Medicine Painting, 1971, illustrates an initiation ceremony in a higly formal but dynamic compositin characteristic of Kaapa's paintings.  The footprints in the upper register are of the initiates from Napperby Station,  in the artist's traditional lands.  Two bands below these, to the right, the boys are shown sitting in a row with their spears.  The ceremonial ground design is depicted at the centre of the painting, and again in each of the two lower quadrants; that on the right also portrays a ceremonial leader, in a similar pose to that in The corrooboree at Waru, 1971.

Medicine Painting, 1971, displays several key features characteristic of Kaapa's early paintings where he had developed highly articulated and often symmetrial compositions including traditional design elements and naturalistic imagery.  According to Bardon (2004, p.384) works like this display 'a strict symmetrical composition' of the Anmatyerre tradition, which Bardon describes as 'heraldic'.  The use of figurative imagery stems in the result of a number of factors.  According to Vivien Johnson (in Johnson,V., Clifford Possum Tjapaltjarri, Adelaide: Art Gallery of South Australia, 2003, pp53) the long history of interacion with Europeans that Kaapa and the Anmatyerre people in general had over the decades allowed the Anmatyerre a degree of self-assurance in the public domain.  Anmatyerre cremonies were also less gender-segregated than those of other groups, consequently women were permitted to view the ritual ground designs.  And the connections Kaapa and other Anmatyerrre artists such as his cousins Clifford Possum and Tim Leura Tjapaltjarri had with Albert Namatjira and the school of watercolour landscape paintings at Hermannsburg was likely to be an influence as well (ibid: 62-3).  However Kaapa was well known for his strict adherence to traditional rules and protocols in his work, but he insisted that such paintings could be seen by men and women and were intended for public view, in contrast to the attitudes adoped by the Pintupi and other groups at Papunya in the early 1970s.
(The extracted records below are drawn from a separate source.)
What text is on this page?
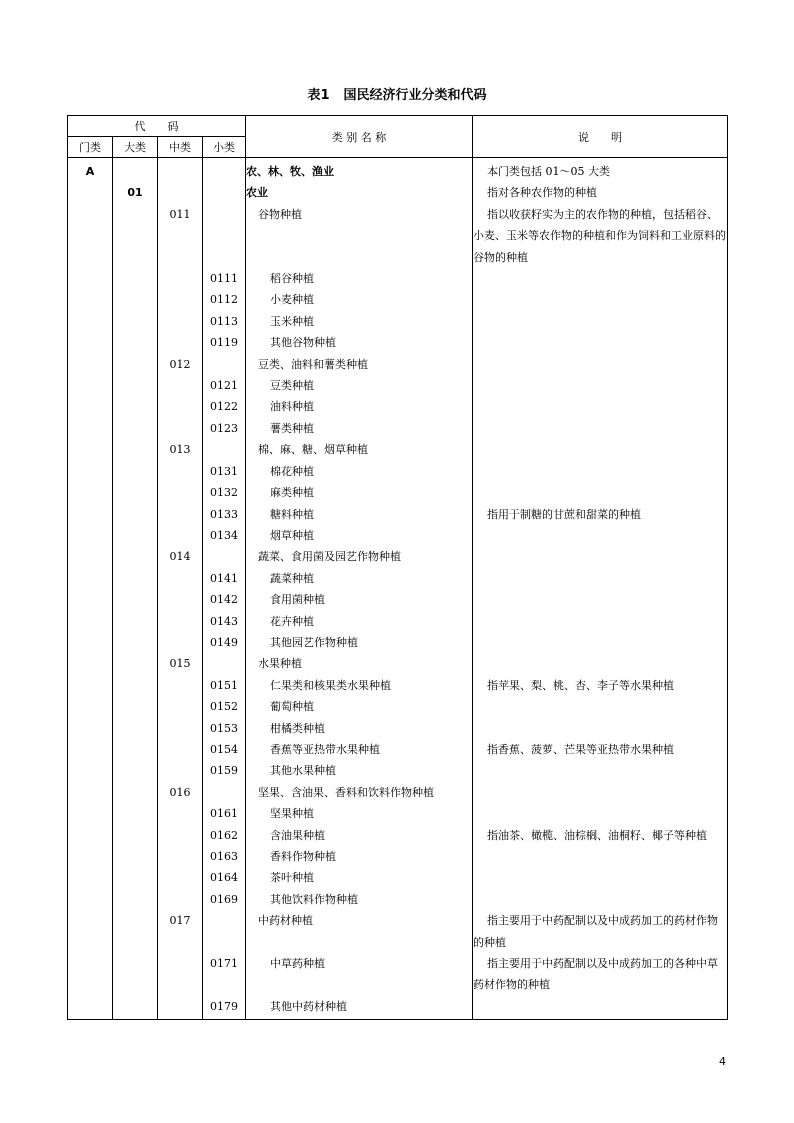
表1 国民经济行业分类和代码
代　　码				类 别 名 称	说　　明
门类	大类	中类	小类		
A				农、林、牧、渔业	本门类包括 01～05 大类

	01			农业	指对各种农作物的种植

		011		谷物种植	指以收获籽实为主的农作物的种植，包括稻谷、小麦、玉米等农作物的种植和作为饲料和工业原料的谷物的种植

			0111	稻谷种植	

			0112	小麦种植	

			0113	玉米种植	

			0119	其他谷物种植	

		012		豆类、油料和薯类种植	

			0121	豆类种植	

			0122	油料种植	

			0123	薯类种植	

		013		棉、麻、糖、烟草种植	

			0131	棉花种植	

			0132	麻类种植	

			0133	糖料种植	指用于制糖的甘蔗和甜菜的种植

			0134	烟草种植	

		014		蔬菜、食用菌及园艺作物种植	

			0141	蔬菜种植	

			0142	食用菌种植	

			0143	花卉种植	

			0149	其他园艺作物种植	

		015		水果种植	

			0151	仁果类和核果类水果种植	指苹果、梨、桃、杏、李子等水果种植

			0152	葡萄种植	

			0153	柑橘类种植	

			0154	香蕉等亚热带水果种植	指香蕉、菠萝、芒果等亚热带水果种植

			0159	其他水果种植	

		016		坚果、含油果、香料和饮料作物种植	

			0161	坚果种植	

			0162	含油果种植	指油茶、橄榄、油棕榈、油桐籽、椰子等种植

			0163	香料作物种植	

			0164	茶叶种植	

			0169	其他饮料作物种植	

		017		中药材种植	指主要用于中药配制以及中成药加工的药材作物的种植

			0171	中草药种植	指主要用于中药配制以及中成药加工的各种中草药材作物的种植

			0179	其他中药材种植	
4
Kaapa Tjampitjinpa was one of the most important and influential of the first group of Papunya Tula painters, partly due to the fact he had produced some paintings prior to the arrival of Geoffrey Bardon.  Bardon records that Kaapa was most eager to participate in the Papunya painting movement and he become the first chairman of the Papunya Tula Artists Cooperative in 1972.